Book Review: Manny Shwab and the George Dickel Company
By Richard Thomas
Rating: A
While enthusiasts tend to focus on the people who work the stillhouse and make the whiskey, the true story of the industry is more often than not rooted the business side of things. Before I turned my attention to the book under review, I was writing about Cream of Kentucky. The modern company is the work of former Four Roses Master Distiller Jim Rutledge, who enjoys near living legend status in Kentucky bourbon today, but he wouldn’t be rebuilding that long moribund brand if it hadn’t been picked up by Stephen Camisa and Jon Mowry, who are hardly ever mentioned.
So it is with George Dickel, who was a real person and often dominates the narrative of the modern George Dickel brand.
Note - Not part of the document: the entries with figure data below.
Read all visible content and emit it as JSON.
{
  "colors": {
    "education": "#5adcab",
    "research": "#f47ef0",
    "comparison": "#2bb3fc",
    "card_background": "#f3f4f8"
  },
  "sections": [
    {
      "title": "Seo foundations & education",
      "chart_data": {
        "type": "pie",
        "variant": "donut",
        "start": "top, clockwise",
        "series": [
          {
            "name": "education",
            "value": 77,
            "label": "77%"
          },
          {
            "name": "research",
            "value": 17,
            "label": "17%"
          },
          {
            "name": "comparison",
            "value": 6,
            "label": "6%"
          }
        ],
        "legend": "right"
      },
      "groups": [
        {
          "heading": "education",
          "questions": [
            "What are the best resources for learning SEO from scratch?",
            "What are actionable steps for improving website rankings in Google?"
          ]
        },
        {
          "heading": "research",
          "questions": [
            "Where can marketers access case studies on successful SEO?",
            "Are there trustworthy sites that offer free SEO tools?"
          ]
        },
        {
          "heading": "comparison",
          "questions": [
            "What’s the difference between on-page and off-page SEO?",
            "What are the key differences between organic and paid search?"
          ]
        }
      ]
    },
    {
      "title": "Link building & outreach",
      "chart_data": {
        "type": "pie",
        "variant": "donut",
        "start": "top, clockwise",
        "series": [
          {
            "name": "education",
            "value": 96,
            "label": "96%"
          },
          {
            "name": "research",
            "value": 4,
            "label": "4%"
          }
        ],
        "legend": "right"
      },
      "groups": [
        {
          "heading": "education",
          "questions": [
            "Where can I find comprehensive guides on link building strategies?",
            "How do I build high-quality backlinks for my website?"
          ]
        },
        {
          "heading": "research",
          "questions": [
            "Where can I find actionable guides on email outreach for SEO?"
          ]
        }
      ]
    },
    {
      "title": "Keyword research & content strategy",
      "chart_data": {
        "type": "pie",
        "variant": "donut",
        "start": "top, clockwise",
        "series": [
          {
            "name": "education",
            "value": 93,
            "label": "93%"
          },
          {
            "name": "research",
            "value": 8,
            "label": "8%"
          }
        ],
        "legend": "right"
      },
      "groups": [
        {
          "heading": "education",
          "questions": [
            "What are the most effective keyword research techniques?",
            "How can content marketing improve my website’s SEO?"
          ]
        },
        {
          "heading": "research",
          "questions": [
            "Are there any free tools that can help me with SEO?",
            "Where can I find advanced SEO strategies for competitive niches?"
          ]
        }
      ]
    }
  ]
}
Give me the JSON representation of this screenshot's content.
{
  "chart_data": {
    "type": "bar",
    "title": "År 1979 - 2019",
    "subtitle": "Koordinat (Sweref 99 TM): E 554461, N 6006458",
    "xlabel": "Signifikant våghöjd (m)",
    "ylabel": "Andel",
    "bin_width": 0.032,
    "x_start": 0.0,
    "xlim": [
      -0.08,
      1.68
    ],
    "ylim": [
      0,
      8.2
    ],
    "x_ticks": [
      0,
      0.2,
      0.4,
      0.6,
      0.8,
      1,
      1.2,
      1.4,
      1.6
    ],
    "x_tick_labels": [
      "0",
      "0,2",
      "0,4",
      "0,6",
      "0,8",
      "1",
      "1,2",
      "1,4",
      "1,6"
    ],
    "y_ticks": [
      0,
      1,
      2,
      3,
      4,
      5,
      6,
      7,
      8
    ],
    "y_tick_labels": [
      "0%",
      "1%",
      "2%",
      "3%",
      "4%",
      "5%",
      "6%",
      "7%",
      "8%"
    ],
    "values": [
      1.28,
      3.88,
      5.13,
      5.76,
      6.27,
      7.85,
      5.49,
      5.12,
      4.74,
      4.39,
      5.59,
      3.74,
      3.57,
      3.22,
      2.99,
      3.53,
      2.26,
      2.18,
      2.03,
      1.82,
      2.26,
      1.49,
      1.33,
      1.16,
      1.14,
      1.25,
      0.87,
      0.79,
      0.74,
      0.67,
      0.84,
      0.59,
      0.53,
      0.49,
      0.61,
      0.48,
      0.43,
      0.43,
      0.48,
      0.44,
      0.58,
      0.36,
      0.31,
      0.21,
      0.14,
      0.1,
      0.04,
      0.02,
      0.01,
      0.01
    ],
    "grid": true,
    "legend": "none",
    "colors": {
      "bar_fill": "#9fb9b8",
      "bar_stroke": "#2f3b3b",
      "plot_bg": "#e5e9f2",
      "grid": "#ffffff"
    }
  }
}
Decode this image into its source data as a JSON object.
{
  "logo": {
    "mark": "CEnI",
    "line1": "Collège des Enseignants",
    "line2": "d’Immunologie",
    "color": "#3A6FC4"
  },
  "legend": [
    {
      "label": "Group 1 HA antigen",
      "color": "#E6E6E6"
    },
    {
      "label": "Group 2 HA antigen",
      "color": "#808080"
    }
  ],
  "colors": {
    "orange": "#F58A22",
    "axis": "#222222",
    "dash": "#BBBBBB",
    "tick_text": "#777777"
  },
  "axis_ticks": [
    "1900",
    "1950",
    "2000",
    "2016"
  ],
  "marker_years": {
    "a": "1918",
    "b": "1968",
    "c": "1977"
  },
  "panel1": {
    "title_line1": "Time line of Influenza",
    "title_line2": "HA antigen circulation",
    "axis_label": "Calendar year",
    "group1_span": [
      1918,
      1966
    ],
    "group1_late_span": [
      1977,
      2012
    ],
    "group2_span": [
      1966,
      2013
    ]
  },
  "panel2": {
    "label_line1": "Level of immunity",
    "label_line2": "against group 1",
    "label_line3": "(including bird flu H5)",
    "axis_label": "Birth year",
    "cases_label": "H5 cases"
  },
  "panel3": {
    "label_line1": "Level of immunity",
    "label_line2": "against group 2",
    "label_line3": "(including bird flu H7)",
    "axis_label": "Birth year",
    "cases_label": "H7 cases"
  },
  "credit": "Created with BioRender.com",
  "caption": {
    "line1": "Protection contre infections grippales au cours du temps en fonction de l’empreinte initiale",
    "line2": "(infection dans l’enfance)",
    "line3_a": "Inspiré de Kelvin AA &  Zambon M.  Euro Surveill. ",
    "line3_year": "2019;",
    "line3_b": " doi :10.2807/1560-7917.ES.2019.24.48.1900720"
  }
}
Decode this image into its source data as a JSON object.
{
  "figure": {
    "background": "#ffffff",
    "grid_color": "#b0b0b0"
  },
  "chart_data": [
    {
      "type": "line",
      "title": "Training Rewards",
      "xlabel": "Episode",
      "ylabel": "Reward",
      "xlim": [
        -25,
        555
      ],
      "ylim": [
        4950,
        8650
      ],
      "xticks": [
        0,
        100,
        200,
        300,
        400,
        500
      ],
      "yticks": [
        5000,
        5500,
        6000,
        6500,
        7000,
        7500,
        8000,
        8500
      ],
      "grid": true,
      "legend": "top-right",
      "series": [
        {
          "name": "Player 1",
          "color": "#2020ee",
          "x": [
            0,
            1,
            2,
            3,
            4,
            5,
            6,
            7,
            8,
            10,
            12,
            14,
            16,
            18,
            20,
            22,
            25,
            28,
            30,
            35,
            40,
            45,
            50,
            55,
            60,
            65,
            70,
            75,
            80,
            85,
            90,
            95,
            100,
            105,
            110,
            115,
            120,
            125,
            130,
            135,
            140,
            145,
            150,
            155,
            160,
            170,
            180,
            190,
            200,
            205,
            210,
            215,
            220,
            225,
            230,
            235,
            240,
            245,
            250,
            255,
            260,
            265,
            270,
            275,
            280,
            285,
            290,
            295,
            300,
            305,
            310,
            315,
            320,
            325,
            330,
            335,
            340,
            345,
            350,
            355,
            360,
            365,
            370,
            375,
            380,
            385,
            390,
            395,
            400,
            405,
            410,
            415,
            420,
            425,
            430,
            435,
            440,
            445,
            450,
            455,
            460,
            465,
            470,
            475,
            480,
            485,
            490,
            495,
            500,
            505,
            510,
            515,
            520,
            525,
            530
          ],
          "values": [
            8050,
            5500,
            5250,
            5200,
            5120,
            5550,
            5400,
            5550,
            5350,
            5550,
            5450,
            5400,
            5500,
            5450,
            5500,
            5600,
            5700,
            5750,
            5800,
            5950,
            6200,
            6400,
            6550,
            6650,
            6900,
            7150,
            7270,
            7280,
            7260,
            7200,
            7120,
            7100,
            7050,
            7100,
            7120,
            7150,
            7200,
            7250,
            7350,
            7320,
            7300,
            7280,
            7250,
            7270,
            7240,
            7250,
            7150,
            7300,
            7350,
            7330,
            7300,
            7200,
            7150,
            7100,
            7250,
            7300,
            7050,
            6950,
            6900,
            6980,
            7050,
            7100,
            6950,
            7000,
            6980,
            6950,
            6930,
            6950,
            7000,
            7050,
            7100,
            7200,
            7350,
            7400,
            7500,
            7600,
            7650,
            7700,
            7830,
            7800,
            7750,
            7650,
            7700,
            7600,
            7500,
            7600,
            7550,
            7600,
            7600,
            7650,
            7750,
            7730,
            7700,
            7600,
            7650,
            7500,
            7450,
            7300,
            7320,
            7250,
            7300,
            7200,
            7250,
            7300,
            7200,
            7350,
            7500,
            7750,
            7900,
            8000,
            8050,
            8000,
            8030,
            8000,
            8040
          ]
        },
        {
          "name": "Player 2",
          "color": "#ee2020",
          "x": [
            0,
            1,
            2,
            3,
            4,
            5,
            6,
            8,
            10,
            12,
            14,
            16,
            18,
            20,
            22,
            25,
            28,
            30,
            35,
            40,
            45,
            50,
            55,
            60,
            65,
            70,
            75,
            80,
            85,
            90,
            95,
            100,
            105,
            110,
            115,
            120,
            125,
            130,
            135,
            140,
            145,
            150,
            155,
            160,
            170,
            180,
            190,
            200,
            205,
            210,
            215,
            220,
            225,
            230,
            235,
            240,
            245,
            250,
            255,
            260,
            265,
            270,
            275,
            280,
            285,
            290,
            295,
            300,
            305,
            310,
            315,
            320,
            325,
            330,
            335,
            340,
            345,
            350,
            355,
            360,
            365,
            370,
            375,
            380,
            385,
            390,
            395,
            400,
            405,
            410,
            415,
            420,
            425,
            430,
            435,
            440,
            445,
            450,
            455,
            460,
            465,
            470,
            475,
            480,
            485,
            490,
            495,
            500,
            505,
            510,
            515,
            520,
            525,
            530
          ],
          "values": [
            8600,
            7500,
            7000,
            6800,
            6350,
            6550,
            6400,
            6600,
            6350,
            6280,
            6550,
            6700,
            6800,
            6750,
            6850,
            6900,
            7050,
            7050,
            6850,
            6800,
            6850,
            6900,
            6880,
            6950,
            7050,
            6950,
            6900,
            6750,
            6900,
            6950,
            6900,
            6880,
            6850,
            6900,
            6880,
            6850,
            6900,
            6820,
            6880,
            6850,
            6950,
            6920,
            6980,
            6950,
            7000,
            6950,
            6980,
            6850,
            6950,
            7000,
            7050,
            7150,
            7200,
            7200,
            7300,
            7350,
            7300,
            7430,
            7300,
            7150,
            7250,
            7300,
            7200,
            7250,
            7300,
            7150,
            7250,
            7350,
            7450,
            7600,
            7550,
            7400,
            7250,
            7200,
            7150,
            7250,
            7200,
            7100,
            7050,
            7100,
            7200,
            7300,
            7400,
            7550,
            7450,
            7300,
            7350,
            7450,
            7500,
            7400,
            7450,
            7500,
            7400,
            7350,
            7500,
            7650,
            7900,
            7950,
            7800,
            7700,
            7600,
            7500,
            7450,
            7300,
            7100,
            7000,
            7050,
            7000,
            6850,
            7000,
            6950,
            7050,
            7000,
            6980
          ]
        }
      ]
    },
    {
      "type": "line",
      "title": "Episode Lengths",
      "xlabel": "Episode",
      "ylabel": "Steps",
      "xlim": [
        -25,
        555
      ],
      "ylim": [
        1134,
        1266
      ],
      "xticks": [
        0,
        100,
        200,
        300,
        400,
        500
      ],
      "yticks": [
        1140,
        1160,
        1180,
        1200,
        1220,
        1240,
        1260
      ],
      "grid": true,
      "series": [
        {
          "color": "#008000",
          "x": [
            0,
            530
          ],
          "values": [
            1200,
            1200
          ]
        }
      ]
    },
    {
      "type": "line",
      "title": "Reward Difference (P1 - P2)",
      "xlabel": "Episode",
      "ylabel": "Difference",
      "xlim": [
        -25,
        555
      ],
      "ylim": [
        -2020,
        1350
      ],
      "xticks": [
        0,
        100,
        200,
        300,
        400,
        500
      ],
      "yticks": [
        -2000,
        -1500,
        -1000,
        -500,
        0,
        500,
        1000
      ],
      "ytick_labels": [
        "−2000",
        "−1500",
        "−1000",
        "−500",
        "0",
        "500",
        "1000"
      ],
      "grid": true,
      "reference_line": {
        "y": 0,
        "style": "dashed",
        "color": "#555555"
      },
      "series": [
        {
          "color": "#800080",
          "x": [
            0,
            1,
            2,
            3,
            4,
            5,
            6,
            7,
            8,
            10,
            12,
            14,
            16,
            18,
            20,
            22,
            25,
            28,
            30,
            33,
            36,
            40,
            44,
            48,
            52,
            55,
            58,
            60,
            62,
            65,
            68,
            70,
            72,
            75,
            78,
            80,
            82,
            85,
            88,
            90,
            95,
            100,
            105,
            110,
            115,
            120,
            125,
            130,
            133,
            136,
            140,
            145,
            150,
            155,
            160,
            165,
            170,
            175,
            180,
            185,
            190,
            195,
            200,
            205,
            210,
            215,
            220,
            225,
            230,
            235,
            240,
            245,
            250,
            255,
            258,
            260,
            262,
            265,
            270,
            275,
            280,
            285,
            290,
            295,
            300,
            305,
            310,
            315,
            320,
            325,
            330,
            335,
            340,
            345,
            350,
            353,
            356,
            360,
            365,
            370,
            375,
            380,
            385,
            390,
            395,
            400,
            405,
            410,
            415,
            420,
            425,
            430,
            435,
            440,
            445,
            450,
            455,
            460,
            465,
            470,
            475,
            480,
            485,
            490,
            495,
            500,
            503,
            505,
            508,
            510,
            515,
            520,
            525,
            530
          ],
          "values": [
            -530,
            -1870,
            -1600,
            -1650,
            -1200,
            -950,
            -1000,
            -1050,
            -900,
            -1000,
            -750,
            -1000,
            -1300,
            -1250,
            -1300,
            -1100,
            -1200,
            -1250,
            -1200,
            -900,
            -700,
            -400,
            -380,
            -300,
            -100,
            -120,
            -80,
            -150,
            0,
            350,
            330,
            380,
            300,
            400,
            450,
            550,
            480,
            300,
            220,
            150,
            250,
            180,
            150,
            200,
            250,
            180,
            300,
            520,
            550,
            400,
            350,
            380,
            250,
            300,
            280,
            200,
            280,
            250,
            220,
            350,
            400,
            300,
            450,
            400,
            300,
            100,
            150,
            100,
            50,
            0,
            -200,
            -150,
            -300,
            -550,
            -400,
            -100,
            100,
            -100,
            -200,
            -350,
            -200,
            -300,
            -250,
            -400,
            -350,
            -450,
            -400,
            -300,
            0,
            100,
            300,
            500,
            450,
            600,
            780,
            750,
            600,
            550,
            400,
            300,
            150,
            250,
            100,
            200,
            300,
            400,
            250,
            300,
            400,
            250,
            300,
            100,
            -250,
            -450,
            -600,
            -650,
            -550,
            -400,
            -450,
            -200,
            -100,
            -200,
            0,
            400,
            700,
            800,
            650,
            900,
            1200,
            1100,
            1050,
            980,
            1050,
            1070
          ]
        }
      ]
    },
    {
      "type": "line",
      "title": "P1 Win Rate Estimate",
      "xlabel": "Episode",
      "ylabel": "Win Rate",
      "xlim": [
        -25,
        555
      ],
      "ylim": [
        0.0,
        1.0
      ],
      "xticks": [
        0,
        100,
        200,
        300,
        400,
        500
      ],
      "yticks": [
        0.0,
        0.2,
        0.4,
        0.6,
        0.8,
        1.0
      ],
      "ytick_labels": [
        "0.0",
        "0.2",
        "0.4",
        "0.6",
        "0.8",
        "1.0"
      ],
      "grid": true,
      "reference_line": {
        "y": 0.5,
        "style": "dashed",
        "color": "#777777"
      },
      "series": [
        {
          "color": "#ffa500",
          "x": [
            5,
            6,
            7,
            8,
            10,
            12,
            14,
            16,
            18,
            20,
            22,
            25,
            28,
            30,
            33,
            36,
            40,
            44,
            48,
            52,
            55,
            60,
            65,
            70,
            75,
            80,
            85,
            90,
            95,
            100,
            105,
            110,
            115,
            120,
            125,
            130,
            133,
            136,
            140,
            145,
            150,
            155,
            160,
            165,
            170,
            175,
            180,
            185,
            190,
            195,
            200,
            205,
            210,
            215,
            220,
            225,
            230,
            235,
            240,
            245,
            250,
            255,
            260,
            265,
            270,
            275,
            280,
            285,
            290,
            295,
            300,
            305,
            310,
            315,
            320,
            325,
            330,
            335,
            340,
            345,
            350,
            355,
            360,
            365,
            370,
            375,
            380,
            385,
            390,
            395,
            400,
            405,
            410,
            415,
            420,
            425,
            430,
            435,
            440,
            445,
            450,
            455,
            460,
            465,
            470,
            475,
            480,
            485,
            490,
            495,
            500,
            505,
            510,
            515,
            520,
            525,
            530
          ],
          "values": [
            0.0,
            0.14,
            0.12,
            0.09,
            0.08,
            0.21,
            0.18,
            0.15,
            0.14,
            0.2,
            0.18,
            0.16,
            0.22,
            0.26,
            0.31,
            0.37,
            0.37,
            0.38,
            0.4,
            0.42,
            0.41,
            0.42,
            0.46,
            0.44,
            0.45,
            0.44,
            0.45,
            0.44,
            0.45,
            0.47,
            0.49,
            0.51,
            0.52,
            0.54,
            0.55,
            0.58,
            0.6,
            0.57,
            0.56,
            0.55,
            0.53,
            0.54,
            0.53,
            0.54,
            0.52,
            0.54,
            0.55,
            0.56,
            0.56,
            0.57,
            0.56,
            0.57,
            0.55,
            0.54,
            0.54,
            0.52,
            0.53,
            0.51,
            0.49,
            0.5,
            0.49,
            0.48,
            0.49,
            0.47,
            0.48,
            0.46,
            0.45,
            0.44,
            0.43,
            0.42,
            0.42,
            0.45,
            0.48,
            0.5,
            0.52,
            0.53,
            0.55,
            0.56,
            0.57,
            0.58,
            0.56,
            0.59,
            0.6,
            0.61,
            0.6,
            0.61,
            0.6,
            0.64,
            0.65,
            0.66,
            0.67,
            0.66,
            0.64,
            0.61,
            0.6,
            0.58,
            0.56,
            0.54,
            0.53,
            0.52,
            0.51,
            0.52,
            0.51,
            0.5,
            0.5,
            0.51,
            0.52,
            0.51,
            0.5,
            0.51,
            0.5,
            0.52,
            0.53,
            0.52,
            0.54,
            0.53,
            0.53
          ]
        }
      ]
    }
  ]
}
A brief summation of that story would be that Dickel founded a company that sourced whiskey from Cascade Hollow, near Tullahoma, Tennessee. It’s the site of the modern George Dickel, a 1960s refoundation based on many of Dickel’s production practices. After Dickel’s death, ownership of the company reverted to business interests in Nashville. “Business interests” really means his partner, Victor “Manny” Shwab.
As a biography of an unsung, key figure behind a major legacy whiskey brand, this is the kind of book I wish would be published more often. Literally dozens of such figures around the world deserve this treatment, and in Shwab’s case it is lucky that one of his descendants, Clay Shwab, was motivated to do the work.
But Manny Shwab and the George Dickel Company more than that, because it is also a window into the scandalously corrupt and wild Nashville of the late 19th and early 20th centuries. Keep in mind that when Tennessee went dry in 1909, the mayor of Nashville refused to enforce the statewide ban on liquor and was forced from office by the state government. These two seats of government are just half a mile apart! Far from being a dry account of matters like accounting, it is full of not just booze, but sex, violence and double dealing. It’s the Gilded Age done Tennessee, rather than New York or Chicago style.
The book belongs on the shelf of anyone who considers themselves an American whiskey history buff, and is the kind of thing that can be passed around to friends with the admonition “just wait until you get to the juicy parts.”